Study shows isomers exhibit different physical properties

by Bethany Halford
August 7, 2019 | A version of this story appeared in Volume 97, Issue 32


Six stereo- and regioisomers of a cyclobutane with four pendant nitrate esters

Unlike chemists who make drugs, fragrances, and agrochemicals, chemists who make energetic materials, like explosives and propellants, don’t spend much time worrying about stereo- and regiochemistry. Their thinking is that the precise arrangement of substituents on a compound doesn’t really matter if they’re going to blow it up or burn it. But that logic is all wrong, say researchers at CCDC US Army Research Laboratory and Scripps Research in California. They report that differences in stereo- and regiochemistry can result in energetic molecules with vastly different physical properties (J. Am. Chem. Soc. 2019, DOI: 10.1021/jacs.9b06961).

The group, led by the Army Research Lab’s Jesse J. Sabatini and Scripps’ Phil S. Baran, synthesized six stereo- and regioisomers of a cyclobutyl compound with four nitrate ester substituents (shown). Computations suggested that the compounds’ explosive properties would be similar to one another and just a little better than the explosive TNT. Based on that information alone, Sabatini says, some chemists in the energetic materials field would not have bothered to make any of them.

But Sabatini and Baran wanted to see if there were differences in the isomers’ physical properties. Their team found that the isomers have different melting points. Based on their melting points, two of the six compounds could be combined with other chemicals to make melt-castable explosives. Another isomer has a melting point of about 86 °C—a sweet spot that suggests it could be a standalone melt-castable explosive. And one of the regioisomers is liquid at temperatures as low as –40 °C, which makes it attractive as a propellant.

“Making and testing new explosives is a dangerous endeavor,” says Adam J. Matzger, who studies energetic materials at the University of Michigan. Consequently, chemists in this field often rely on computational methods to decide if a molecule is promising enough to synthesize. Sabatini and Baran’s work show that computations can fall short, he says. “The work highlights the importance of continued experimental work in the energetic materials field and the need for development of more robust theory.”
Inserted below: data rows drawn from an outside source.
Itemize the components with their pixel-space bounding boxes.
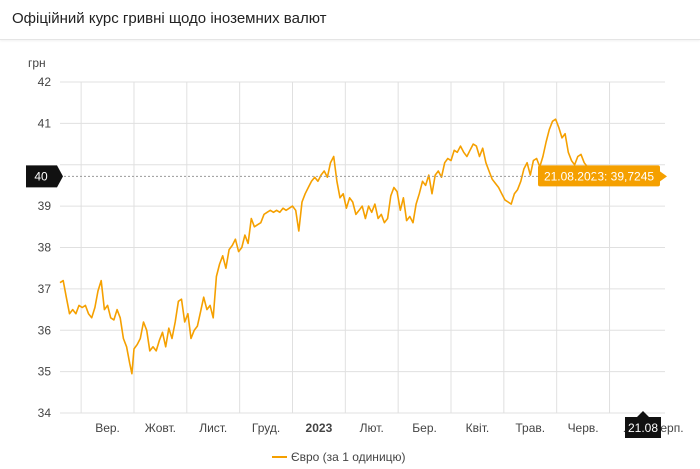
x-tick-label: Бер. <box>412 421 437 435</box>
series-layer <box>59 118 598 375</box>
y-tick-label: 35 <box>38 365 52 379</box>
x-tick-label: Жовт. <box>145 421 176 435</box>
x-tick-label: Лист. <box>199 421 227 435</box>
y-tick-label: 41 <box>38 116 52 130</box>
x-value-label: 21.08 <box>628 421 658 435</box>
y-value-label: 40 <box>34 169 48 183</box>
legend-label: Євро (за 1 одиницю) <box>291 450 406 464</box>
x-tick-label: Квіт. <box>466 421 490 435</box>
chart-grid <box>60 81 665 414</box>
y-value-marker <box>26 165 63 188</box>
series-line-euro <box>59 118 598 375</box>
chart-legend[interactable]: Євро (за 1 одиницю) <box>272 450 406 464</box>
y-tick-label: 39 <box>38 199 52 213</box>
data-point-marker <box>593 173 600 180</box>
x-axis: Вер. Жовт. Лист. Груд. 2023 Лют. Бер. Квіт. Трав… <box>95 421 683 435</box>
x-tick-label: Черв. <box>568 421 599 435</box>
y-tick-label: 34 <box>38 406 52 420</box>
y-tick-label: 37 <box>38 282 52 296</box>
x-tick-label: 2023 <box>306 421 333 435</box>
x-tick-label: Лют. <box>360 421 384 435</box>
page-title: Офіційний курс гривні щодо іноземних вал… <box>12 10 327 27</box>
y-axis: 34 35 36 37 38 39 41 42 грн <box>28 56 51 420</box>
y-tick-label: 38 <box>38 241 52 255</box>
y-tick-label: 42 <box>38 75 52 89</box>
x-tick-label: Груд. <box>252 421 280 435</box>
tooltip-arrow <box>660 171 667 182</box>
page-header: Офіційний курс гривні щодо іноземних вал… <box>0 0 700 40</box>
x-tick-label: Трав. <box>515 421 545 435</box>
x-value-marker <box>625 411 661 438</box>
y-axis-unit: грн <box>28 56 46 70</box>
y-tick-label: 36 <box>38 323 52 337</box>
x-tick-label: Вер. <box>95 421 120 435</box>
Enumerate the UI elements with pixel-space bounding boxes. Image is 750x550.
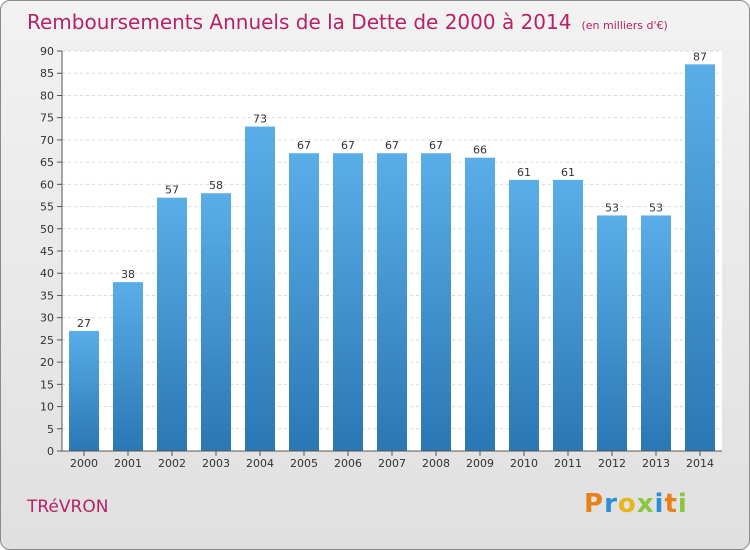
bar <box>377 153 407 451</box>
bar <box>597 215 627 451</box>
bar-value-label: 66 <box>473 144 487 157</box>
x-tick-label: 2000 <box>70 457 98 470</box>
y-tick-label: 10 <box>40 401 54 414</box>
bar <box>245 126 275 452</box>
y-tick-label: 60 <box>40 178 54 191</box>
x-tick-label: 2004 <box>246 457 274 470</box>
x-tick-label: 2006 <box>334 457 362 470</box>
bar <box>553 179 583 451</box>
y-tick-label: 50 <box>40 223 54 236</box>
logo-letter: x <box>636 489 655 519</box>
y-tick-label: 45 <box>40 245 54 258</box>
y-tick-label: 35 <box>40 289 54 302</box>
y-tick-label: 30 <box>40 312 54 325</box>
bar-value-label: 61 <box>517 166 531 179</box>
bar-value-label: 53 <box>649 201 663 214</box>
x-tick-label: 2009 <box>466 457 494 470</box>
bar-value-label: 67 <box>297 139 311 152</box>
x-tick-label: 2013 <box>642 457 670 470</box>
chart-title: Remboursements Annuels de la Dette de 20… <box>27 10 668 34</box>
bar <box>113 282 143 451</box>
x-tick-label: 2012 <box>598 457 626 470</box>
bar-value-label: 53 <box>605 201 619 214</box>
bar-value-label: 38 <box>121 268 135 281</box>
y-tick-label: 5 <box>47 423 54 436</box>
y-tick-label: 0 <box>47 445 54 458</box>
logo-letter: r <box>604 489 618 519</box>
y-tick-label: 80 <box>40 89 54 102</box>
y-tick-label: 15 <box>40 378 54 391</box>
x-tick-label: 2011 <box>554 457 582 470</box>
x-tick-label: 2001 <box>114 457 142 470</box>
bar <box>465 157 495 451</box>
bar-value-label: 87 <box>693 50 707 63</box>
x-tick-label: 2002 <box>158 457 186 470</box>
x-tick-label: 2014 <box>686 457 714 470</box>
bar-value-label: 67 <box>385 139 399 152</box>
bar-value-label: 58 <box>209 179 223 192</box>
y-tick-label: 65 <box>40 156 54 169</box>
y-tick-label: 90 <box>40 45 54 58</box>
bar-value-label: 67 <box>429 139 443 152</box>
x-tick-label: 2007 <box>378 457 406 470</box>
bar <box>333 153 363 451</box>
x-tick-label: 2003 <box>202 457 230 470</box>
y-tick-label: 25 <box>40 334 54 347</box>
logo-letter: i <box>654 489 665 519</box>
bar <box>201 193 231 451</box>
bar-value-label: 67 <box>341 139 355 152</box>
bar <box>69 331 99 451</box>
bar <box>685 64 715 452</box>
y-tick-label: 20 <box>40 356 54 369</box>
bar-value-label: 73 <box>253 113 267 126</box>
chart-unit-note: (en milliers d'€) <box>581 19 668 32</box>
bar-value-label: 27 <box>77 317 91 330</box>
y-tick-label: 55 <box>40 201 54 214</box>
y-tick-label: 70 <box>40 134 54 147</box>
x-tick-label: 2008 <box>422 457 450 470</box>
logo-letter: P <box>584 489 605 519</box>
commune-name: TRéVRON <box>27 497 109 517</box>
bar <box>421 153 451 451</box>
logo-letter: i <box>677 489 688 519</box>
x-tick-label: 2010 <box>510 457 538 470</box>
x-tick-label: 2005 <box>290 457 318 470</box>
bar <box>509 179 539 451</box>
y-tick-label: 75 <box>40 112 54 125</box>
y-tick-label: 40 <box>40 267 54 280</box>
bar <box>641 215 671 451</box>
chart-title-text: Remboursements Annuels de la Dette de 20… <box>27 10 572 34</box>
bar-value-label: 61 <box>561 166 575 179</box>
y-tick-label: 85 <box>40 67 54 80</box>
bar-value-label: 57 <box>165 184 179 197</box>
logo-letter: o <box>617 489 637 519</box>
proxiti-logo: Proxiti <box>584 489 688 519</box>
logo-letter: t <box>664 489 678 519</box>
bar <box>289 153 319 451</box>
bar <box>157 197 187 451</box>
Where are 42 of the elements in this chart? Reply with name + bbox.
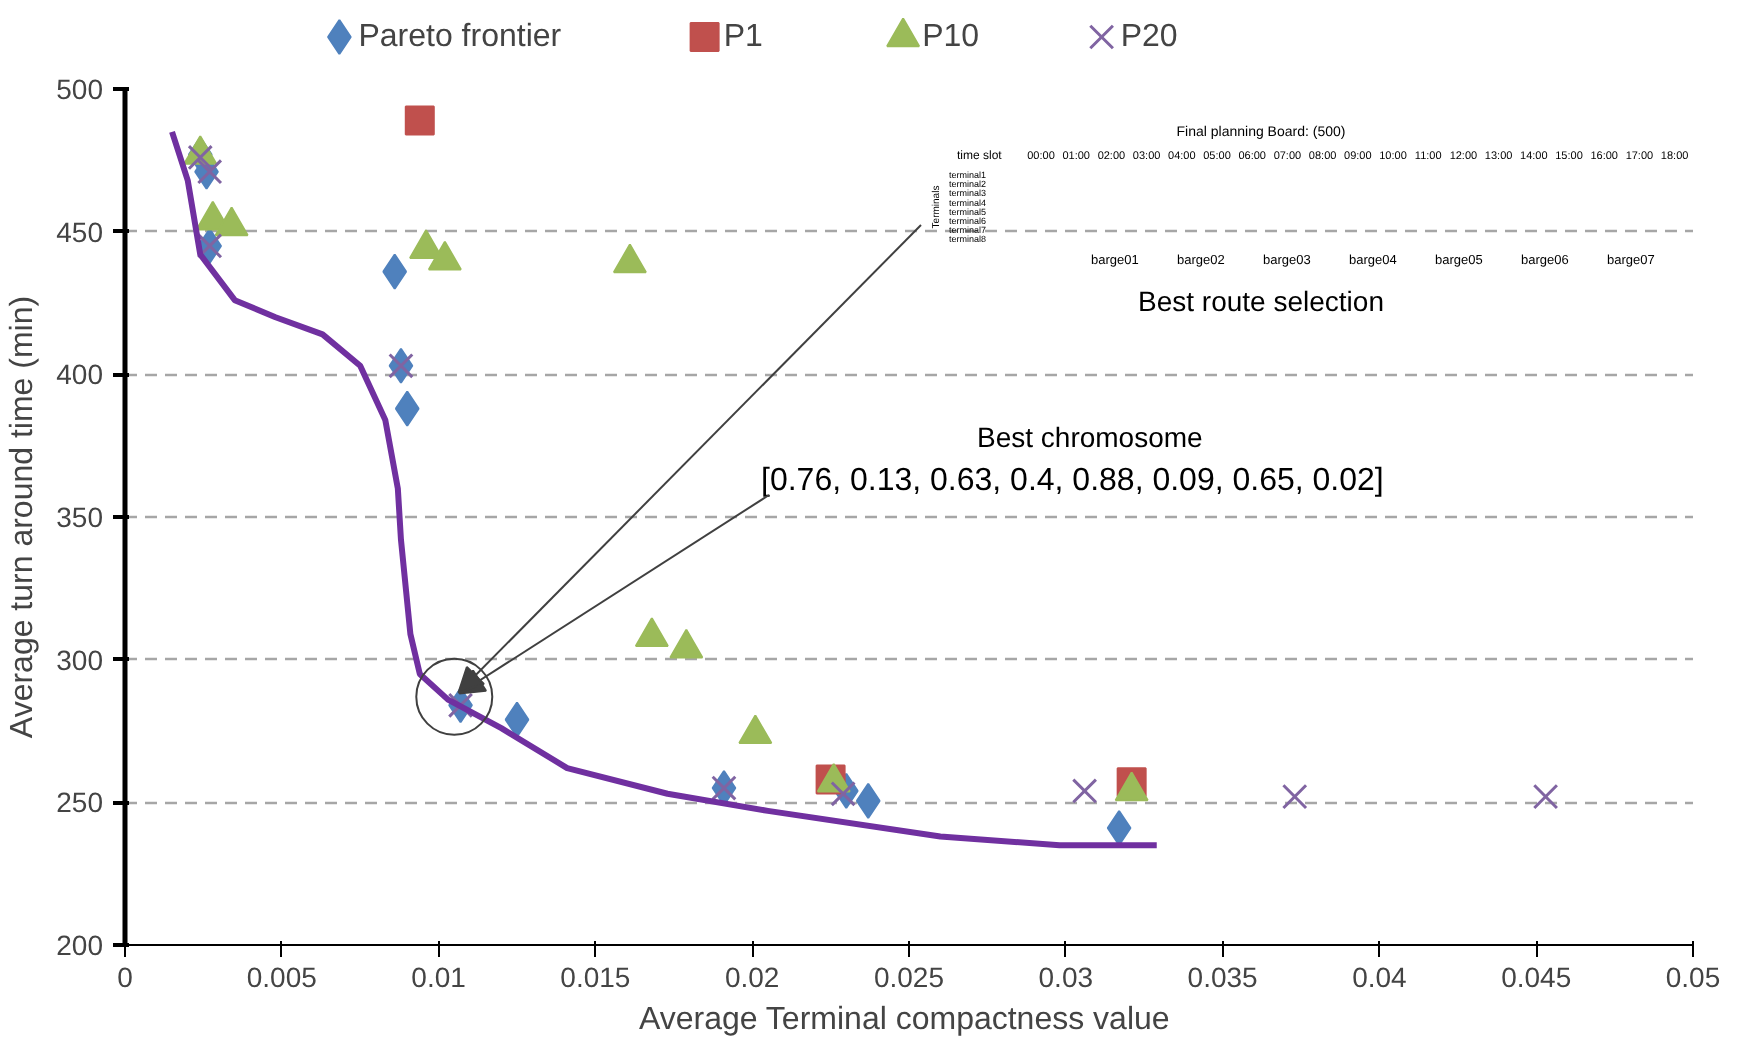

Karl O. Christe, an expert in energetic materials at the University of Southern California, says “although the principle is limited to structures exhibiting multiple isomers, it nevertheless should become a standard component in the toolbox of chemists working on the formulation of energetic materials.”

Lisa M. Barton, a graduate student in Baran’s lab who spearheaded the synthesis of the isomers, notes that all six synthetic routes the group used produce pure material on up to kg scale and at low cost. Sabatini says the Army is considering further study of some of the compounds to see if they could be used to replace TNT or for other practical purposes.


This story was updated on Aug. 19, 2019, to correct the description of the six isomers studied. These six are not all of the possible isomers of the cyclobutyl compound with four nitrate ester substituents.